Two independent failures conspired to produce a false pass:

  1. The maintenance step was never called, so supersession did not occur.
  2. The assertion checked for presence only, so the unsuperseded original was invisible to the test.

Five independent reviewers, examining the implementation before the evaluation ran, all identified this bug. The fix: call maintain between writes and retrieve when a fixture contains correction entries.

ruby has_corrections = (tc['setup'] || []).any? { |e| e['type'] == 'correction' } if has_corrections Open3.capture2e(env, 'ruby', CRIB_BIN, 'maintain') end

The harness now detects whether any setup entry has type: correction and, if so, runs the maintenance subcommand before querying.

What to steal

Three patterns transfer to any evaluation of always-on features.

Discriminator fixtures. Include entries that should not appear alongside entries that should. Assert both presence and absence. A test suite that only checks for presence cannot distinguish correct behavior from over-retrieval.

Hidden dependency audit. For each fixture, enumerate every system component that must execute between setup and assertion. If a component is missing, the test may pass for the wrong reason. The correction chain bug existed because the test assumed two steps (write, retrieve) when three were required (write, maintain, retrieve).

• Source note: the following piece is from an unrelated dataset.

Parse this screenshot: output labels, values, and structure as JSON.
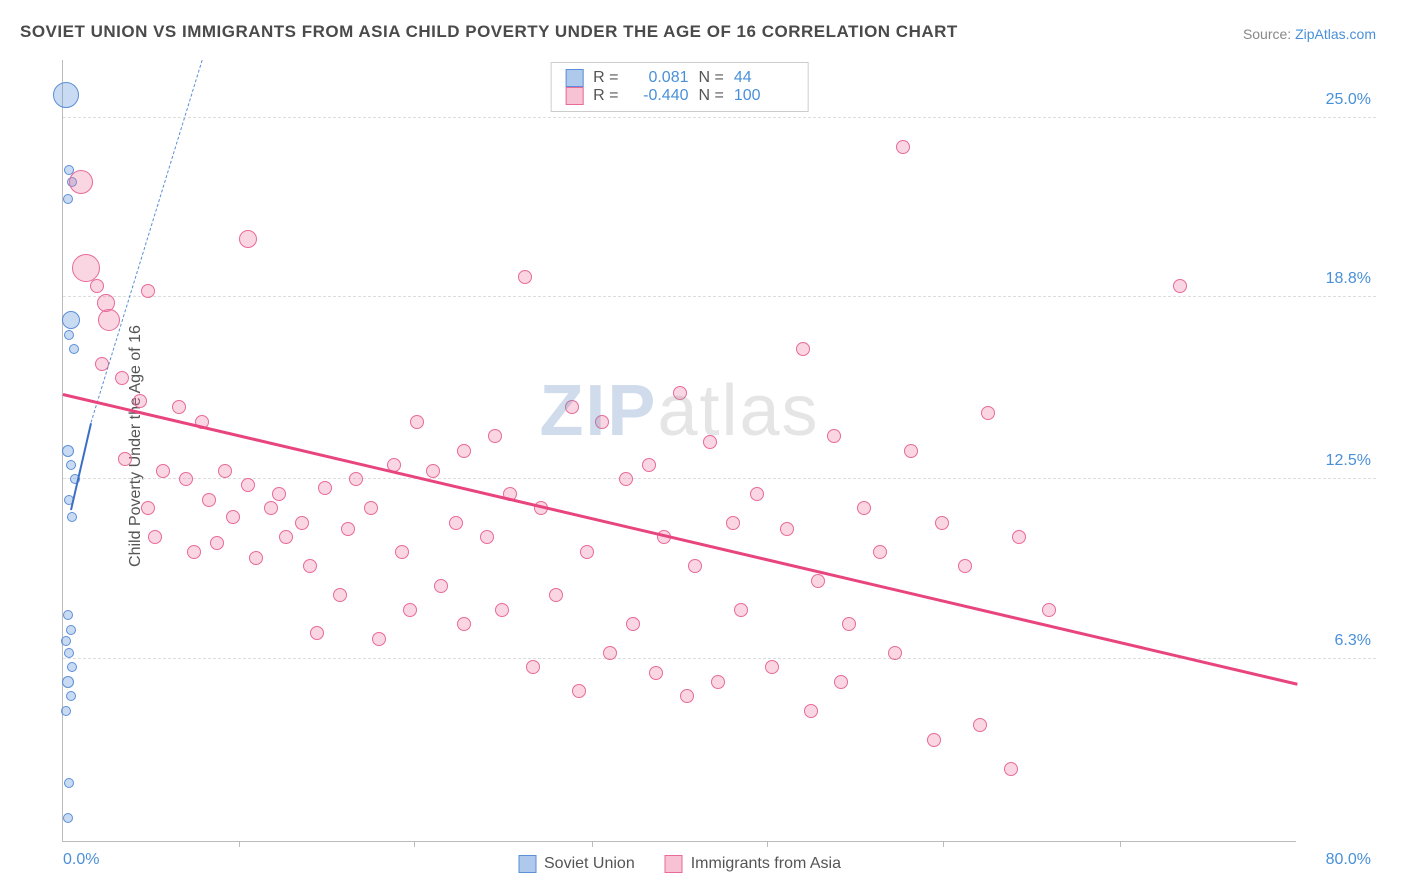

Ablation control. Run the evaluation with the feature disabled. Any test that passes in both the enabled and disabled runs is not testing the feature — it is testing something else. For the preference injection feature, CRIB_PREF_LIMIT=0 provides a clean ablation for free.

Results

F1 score (harmonic mean of precision and recall) = 0.971. Twenty of twenty-one cases passed, all with 3/3 trial unanimity. The one failure (discriminator G3) is a reranker discrimination limit documented in the companion post. All three review-panel bugs were fixed before the evaluation ran.

Limits

Twenty-one fixtures is a small sample. Three cases per category provides existence proofs, not statistical power. A single flaky trial could flip a category. The majority voting mechanism — three trials per case, pass if majority pass — mitigates non-determinism but does not compensate for small N.

The negative assertions are string-matching. The not_contains check searches for literal substrings in the output. A paraphrase of the excluded content — “Postgres” instead of “PostgreSQL” — would evade the check. Semantic absence testing would require a classifier, which would add a model dependency to the evaluation itself.

The ablation was not run. The evaluation confirmed F1 score = 0.971 with injection enabled. The companion run with injection disabled — which would confirm that categories C and G fail without it — was identified as necessary but not executed. The architecture supports it. The data does not exist yet. Update: the ablation has been run. With CRIB_PREF_LIMIT=0 (injection disabled), F1 dropped from 0.971 to 0.714. All three Category C (pure dispositional) cases failed, all three Category F (multiple preferences) cases failed, and one Category G (discriminator) case failed. Categories A, B, D, and E were unaffected. Precision remained 1.0 in both runs — the system never hallucinates preferences, it only misses them.